ARES, an original methodology solving the sizing of airport battery recharging infrastructure in support of an electric-powered fleet has been presented together with application studies. The underlying optimization algorithm provides the sizing solution together with the time planning of charging operations, in compliance with the predetermined flight scheduling at the airport, while minimizing procurement and operational costs. The method allows considering plug-in charging and battery swapping, either together or as alternatives. Due to the general approach in its formulation, ARES is suitable to extensive sensitivity studies on a large number of user-defined parameters. The discussed applications to a GA airport and to a large regional hub make use of real airport and aircraft data plus reasonable assumptions on the chargers’ specifications, leading to feasible solutions that may be used as examples in the study of the general impact of transitioning from conventionally-powered to electric-powered aircraft fleets in the future.

Further developments of the ARES methodology shall consider other elements that may play a role in a a real case scenario. For example, the airport charging facility may provide ancillary services to the electric grid, such as intermittent renewable energy storage (from solar- and wind-energy production), peak power supply, frequency or voltage regulation and other Battery to Grid (B2G) and even Battery to Battery (B2B) applications.
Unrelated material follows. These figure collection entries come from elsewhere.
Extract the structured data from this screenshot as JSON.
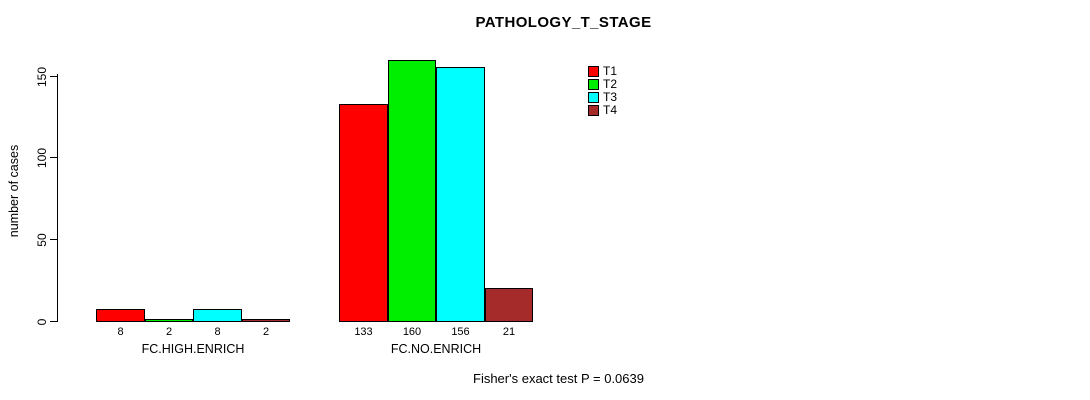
{
  "title": "PATHOLOGY_T_STAGE",
  "footer": {
    "note": "Fisher's exact test P = 0.0639"
  },
  "chart_data": {
    "type": "bar",
    "title": "PATHOLOGY_T_STAGE",
    "categories": [
      "FC.HIGH.ENRICH",
      "FC.NO.ENRICH"
    ],
    "series": [
      {
        "name": "T1",
        "color": "#ff0000",
        "values": [
          8,
          133
        ]
      },
      {
        "name": "T2",
        "color": "#00ee00",
        "values": [
          2,
          160
        ]
      },
      {
        "name": "T3",
        "color": "#00ffff",
        "values": [
          8,
          156
        ]
      },
      {
        "name": "T4",
        "color": "#a52a2a",
        "values": [
          2,
          21
        ]
      }
    ],
    "xlabel": "",
    "ylabel": "number of cases",
    "yticks": [
      0,
      50,
      100,
      150
    ],
    "ylim": [
      0,
      165
    ],
    "grid": false,
    "bar_value_labels": true,
    "legend_position": "inside-top-right",
    "annotation": "Fisher's exact test P = 0.0639"
  }
}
These possibilities will be investigated, also considering the possibility to alleviate the costs for the airport reconfiguration using the revenues brought by such grid-integration services. Among other elements that may be useful in application studies, the possibility to include the modeling of flight missions, to take into account residual battery state of charge higher than the minimum, can be considered. In addition, given the boosting interest in hydrogen-powered propulsion in aviation, in the quest for a more environmentally-sustainable air transportation system, an extension of the ARES methodology to encompass also hydrogen production, storage, and supply at airports is currently ongoing.